IKEA survey reveals that although the bedroom is the most essential room in households in Qatar, it is the most unorganised
A survey responded by over 2,500 residents in Qatar sheds light on how habits in the bedroom and organisation can have an effect on overall wellbeing
Dubai, March 21, 2019: This month IKEA conducted a survey to understand people’s habits, organisation concerns and associations to their bedrooms. The independent online survey gathered findings from 2500 respondents spread across Qatar. Insights from the survey revealed that the bedroom ranks as the most essential room in the home, where the most time is spent, yet it is the room that respondents rarely invest in and find the most difficult to organise. IKEA wants to understand how this affects day-to-day life and how it can support people’s’ functional needs for a better way to use their bedrooms.
Although 52% deem the bedroom as one of the most essential rooms in the house, only 17% of respondents said they would invest in their bedroom. While 69% spent the most money and time decorating their living room, even though they use it significantly less than other rooms in the home. This shows that people prioritize spending on rooms with higher visibility, such as the living and dining rooms, where their personalities can be reflected to others. However, less attention is placed in the bedroom where 32% of respondents spent the most time in the mornings.
Consumers are increasingly aware of the benefits of quality sleep and the connection between good sleep and better quality of life. Getting the rest needed and recharging batteries can help make a healthier and more productive everyday life. Making the bedroom a soothing place for relaxation helps people sleep well and gives the energy to focus on personal, family and work life. But equally important are the other ‘life’ activities in the bedroom, such as choosing an outfit, getting dressed, or having a place to disconnect.
25% of the residents who responded to the survey said their bedroom was the most unorganised room at home and 28% attributed the disorganisation to having a negative effect on their overall mood. Feeling sleepy was also identified as one of the strongest factors that put them in a bad mood (38%) followed by 27% who felt they don’t have enough time to get ready in the mornings.

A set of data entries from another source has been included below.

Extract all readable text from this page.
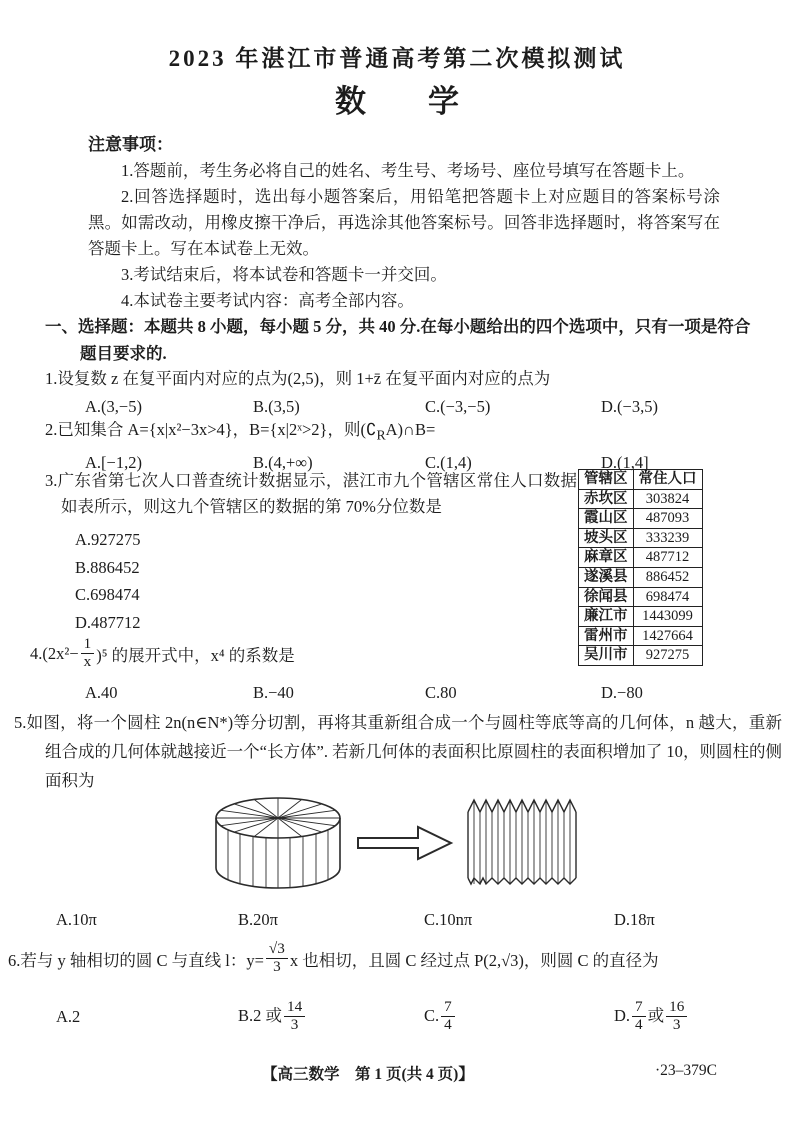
2023 年湛江市普通高考第二次模拟测试
数　　学
注意事项：

1.答题前，考生务必将自己的姓名、考生号、考场号、座位号填写在答题卡上。

2.回答选择题时，选出每小题答案后，用铅笔把答题卡上对应题目的答案标号涂黑。如需改动，用橡皮擦干净后，再选涂其他答案标号。回答非选择题时，将答案写在答题卡上。写在本试卷上无效。

3.考试结束后，将本试卷和答题卡一并交回。

4.本试卷主要考试内容：高考全部内容。

一、选择题：本题共 8 小题，每小题 5 分，共 40 分.在每小题给出的四个选项中，只有一项是符合
题目要求的.
1.设复数 z 在复平面内对应的点为(2,5)，则 1+z̄ 在复平面内对应的点为
A.(3,−5)	B.(3,5)	C.(−3,−5)	D.(−3,5)
2.已知集合 A={x|x²−3x>4}，B={x|2ˣ>2}，则$(∁_RA)\cap B=$
A.[−1,2)	B.(4,+∞)	C.(1,4)	D.(1,4]

3.广东省第七次人口普查统计数据显示，湛江市九个管辖区常住人口数据如表所示，则这九个管辖区的数据的第 70%分位数是

A.927275
B.886452
C.698474
D.487712
管辖区	常住人口
赤坎区	303824
霞山区	487093
坡头区	333239
麻章区	487712
遂溪县	886452
徐闻县	698474
廉江市	1443099
雷州市	1427664
吴川市	927275
$4.(2x^2- \frac{1}{x} )^5$ 的展开式中，x⁴ 的系数是
A.40	B.−40	C.80	D.−80

5.如图，将一个圆柱 2n(n∈N*)等分切割，再将其重新组合成一个与圆柱等底等高的几何体，n 越大，重新组合成的几何体就越接近一个“长方体”. 若新几何体的表面积比原圆柱的表面积增加了 10，则圆柱的侧面积为

A.10π	B.20π	C.10nπ	D.18π
6.若与 y 轴相切的圆 C 与直线 l：$y= \frac{√3}{3}$ x 也相切，且圆 C 经过点 P(2,√3)，则圆 C 的直径为
A.2	B.2 或 $\frac{14}{3}$	C. $\frac{7}{4}$	D. $\frac{7}{4}$ 或 $\frac{16}{3}$
【高三数学　第 1 页(共 4 页)】	·23–379C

Moreover, majority of the respondents (60%) said clothing was the hardest part of their bedroom to organise while 56% made the effort to tidy their bedroom before leaving the house.
To better understand what those solutions could be, IKEA asked respondents to note elements that improved moods in the bedroom. Room organisation topped the list at 28%, followed by clean sheets at 21% and the right bed or mattress at 15%. Lighting was also a key point as well as colour schemes, scents and art/decor.

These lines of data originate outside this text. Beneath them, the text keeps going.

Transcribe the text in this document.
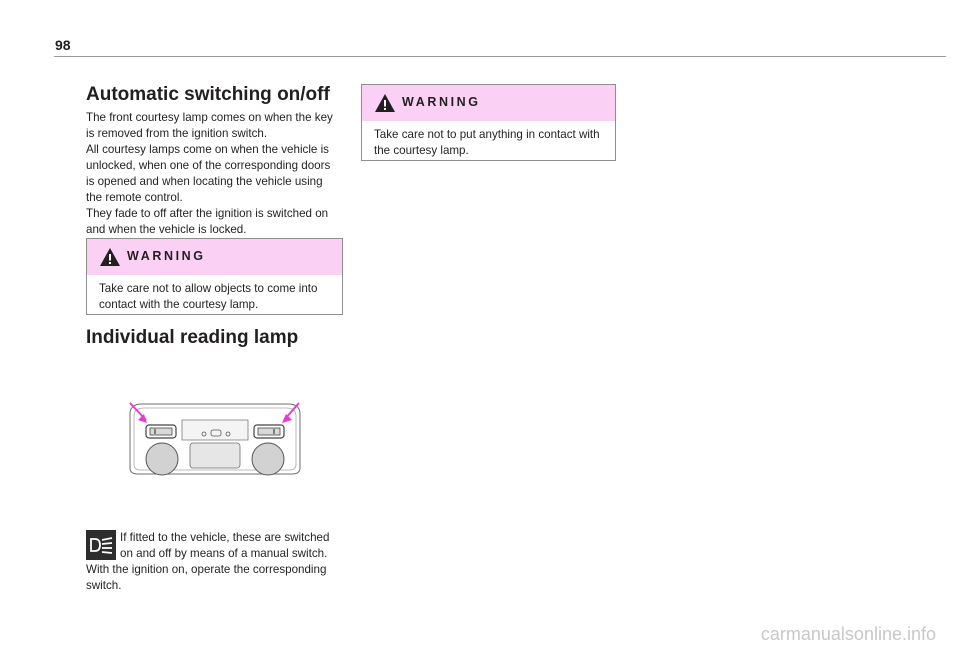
98
Automatic switching on/off
The front courtesy lamp comes on when the key
is removed from the ignition switch.
All courtesy lamps come on when the vehicle is
unlocked, when one of the corresponding doors
is opened and when locating the vehicle using
the remote control.
They fade to off after the ignition is switched on
and when the vehicle is locked.
WARNING
Take care not to allow objects to come into
contact with the courtesy lamp.
Individual reading lamp
If fitted to the vehicle, these are switched
on and off by means of a manual switch.
With the ignition on, operate the corresponding
switch.
WARNING
Take care not to put anything in contact with
the courtesy lamp.
carmanualsonline.info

IKEA has identified key trends and insights, which have resulted in taking a back-to-basics approach to creating products and solutions that encompass a more holistic view, inclusive of not just comfort, safety and function but mental wellbeing, too.
Many people experience difficulty getting a good night’s sleep because of their daily busy schedules with activities stretching into the evening, leaving little time to wind down. More work, communication, news and entertainment from the outside enter bedrooms than ever before, but the design of the space has not changed much. IKEA identifies creating a relaxing atmosphere and organisation to support healthy routines and rituals as a solution.
Natural light helps people feel and perform better during the day, just as ensuring a dark room helps get better rest when it’s time to sleep. Increasing exposure to natural light during the day and reducing the use of artificial light at night are two of the simplest things that can be done to improve sleep. Managing lighting in the bedroom and increasing people’s confidence in building multi-layered window solutions that work for both day and night in an optimum way are quick improvement tools.
The bedroom is where people sleep, choose an outfit, get dressed and where they seek quiet moments. Lighting must meet all these purposes. One challenge is to strike the right balance between soothing mood lighting, enough illumination to find what is needed and targeted light that’s bright enough to read by. Another is to avoid the blue light from electronic devices. People need options that will help them reduce interacting with sleep-disrupting devices in their bedroom.
People often use music to make their bedroom their personal safe haven, because it helps them create the feeling of home. Lullabies aren’t just for babies; music is a great soother for everyone. IKEA wants to help people understand the power of both sound, vision and touch in creating a feeling of home.
More and more people are living in smaller spaces, which means that not everyone has the luxury of having a room dedicated solely to sleep. People in co-living and single room apartments often need to sleep, eat, study and socialize in the same room. IKEA has created solutions to optimise small spaces to work for multiple activities without limiting comfort.
LIFE BEGINS AT HOME
Making the bedroom a soothing place for relaxation helps people sleep well and gives the energy to focus on personal, family and work life. Today, home, is more than ever being seen as a cocoon – a shelter that provides warmth and security in a world of uncertainty. IKEA has found that with the help of textiles, smart storage solutions and multi-purpose products, people can create an environment that ensures they start each day in the best way possible.